The Power of Positive Practice

 

The Power of Positive Practice by Wynton Marsalis

 

As a boy growing up in New Orleans, I remember my father, Ellis, a pianist, and his friends talking about "sheddin'".  When they got together they'd say, " Man, you need to go shed," or I've been sheddin' hard."

 

When I was around 11, I realized that sheddin' meant getting to the woodshed-practicing.  By the age of 16, I understood what the shed was really about - hard, concentrated work.

 

When my brother Branford and I auditioned for our high school band, the instructor, who knew my father, was excited about Ellis' sons coming to band.  But my audition was so pitiful, he said, "Are you sure you're  Ellis' son?"  At the time, his comment didn't bother me because I was more interested in basketball than band.  Over the next several years. however, I began practicing seriously.  Practice is essential to learning music - and anything else for that matter.  I like to say that the time spent practicing is the true sign of virtue in a musician.  When you practice, it means you are willing to sacrifice to sound good.

 

Even if practice is so important, kids find it very hard to do because there are so many distractions.  That's why I encourage them to practice and explain how to do it.  I've developed what I call "Wynton's 12 Ways to Practice."  These will work for almost every activity -from  music to schoolwork to sports.

 

1. Seek out instruction. Find an experienced teacher who knows what you should be doing.  A good teacher will help you understand the purpose of practicing and can teach you ways to make practicing easier and more productive.

 

2. Write out a schedule. A schedule helps you organize your time.  Be sure to allow time to review the fundamentals, because they are the foundation of all the complicated things that come later.  If you are practicing basketball, for example, be sure to put time in your schedule to practice free-throws.

 

3. Set goals. Like a schedule, goals help you organize your time and chart your progress.  Goals also act as a challenge: something to strive for in a specific period of time.  If a certain task turns out to be really difficult, relax your goals: practice doesn't have to be painful to achieve results.

 

4. Concentrate. You can do more in 10 minutes of focused practice than in an hour of sighing and moaning.  This means no video games, no radio, just sitting still and working.  Start by concentrating a few minutes at a time and work up to longer periods gradually.  Concentrated effort takes practice too, especially for young people.

 

5. Relax and practice slowly.Take your time; don't rush through things. Whenever you set out to learn something new - practicing scales, multiplication tables, verb tenses in Spanish - you need to start slowly and build up speed.

 

6. Practice hard things longer.Don't be afraid of confronting your inadequacies; spend more time practicing what you can't do.  Adjust your schedule to reflect your strengths and weaknesses.  Don't spend too much time doing what comes easily.  Successful practice means coming face to face with your shortcomings.  Don't be discouraged; you'll get it eventually.

 

7. Practice with expression.Every day you walk around making yourself into "you", so do everything with the proper attitude.  Put all of yourself into participating and try to do your best, no matter how insignificant the task may seem.

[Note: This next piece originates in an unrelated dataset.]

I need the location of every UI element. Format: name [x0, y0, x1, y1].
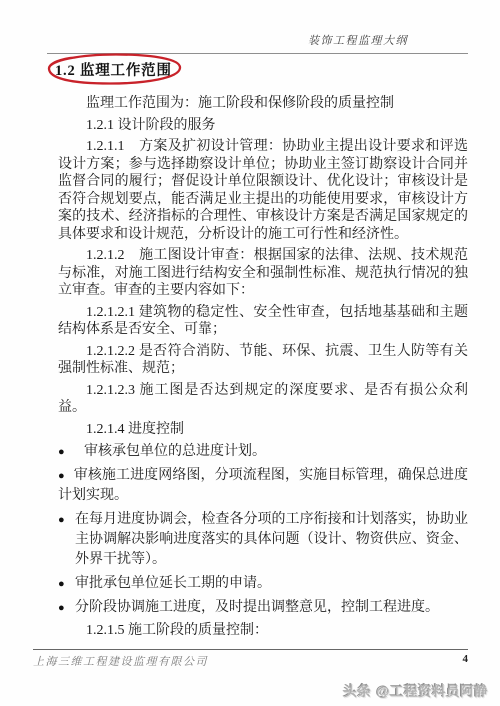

Express your "style" through how you do what you do.

 

8. Learn from your mistakes.None of us is perfect, but don't be too hard on yourself.  If you drop a touchdown or pass, or strike out to end a game, it's not the end of the world.  Pick yourself up, analyze what went wrong, and keep going.  Most people work in groups or teams.  If you focus on your contributions to the overall effort, your personal mistakes won't seem so terrible.

 

9. Don't show off. It's hard to resist showing off when you can do something well.  In high school, I learned a breathing technique so I could play a continuous trumpet solo for 10 minutes without stopping for a breath.  But my father told me, "son, those who play for applause, that's all they get."  When you get caught up in the doing the tricky stuff, you're just cheating yourself and your audience.

 

10. Think for yourself. Your success or failure at anything ultimately depends on your ability to solve problems, so don't become a robot.  Think about Dick Fosbury, who invented the Fosbury Flop for the high jump.  Everyone used to run to the bar and jump over it forwards.  Then Fosbury came along and jumped over the bar backwards, because he could go higher that way.  Thinking for yourself helps develop your powers of judgment.  Sometimes you may judge wrong and pay the price, but when you judge right, you reap the rewards.

 

11. Be Optimistic. How you feel about the world expresses who you are.  When you are optimistic, things are either wonderful or becoming wonderful.  Optimism helps you get over your mistakes and go on to do better.  It also gives you endurance, because having a positive attitude makes you feel something great is always about to happen.

 

12. Look for connections.No matter what you practice, you'll find that practicing itself relates to everything else.  It takes practice to learn a language, cook good meals, or get along with people. If you develop the discipline it takes to become good at something, that discipline will help you in whatever else you do. It's important to understand that kind of connection.  The more you discover the relationships between things that at first seem different, the larger your world becomes.  In other words, the woodshed can open up a whole world of possibilities.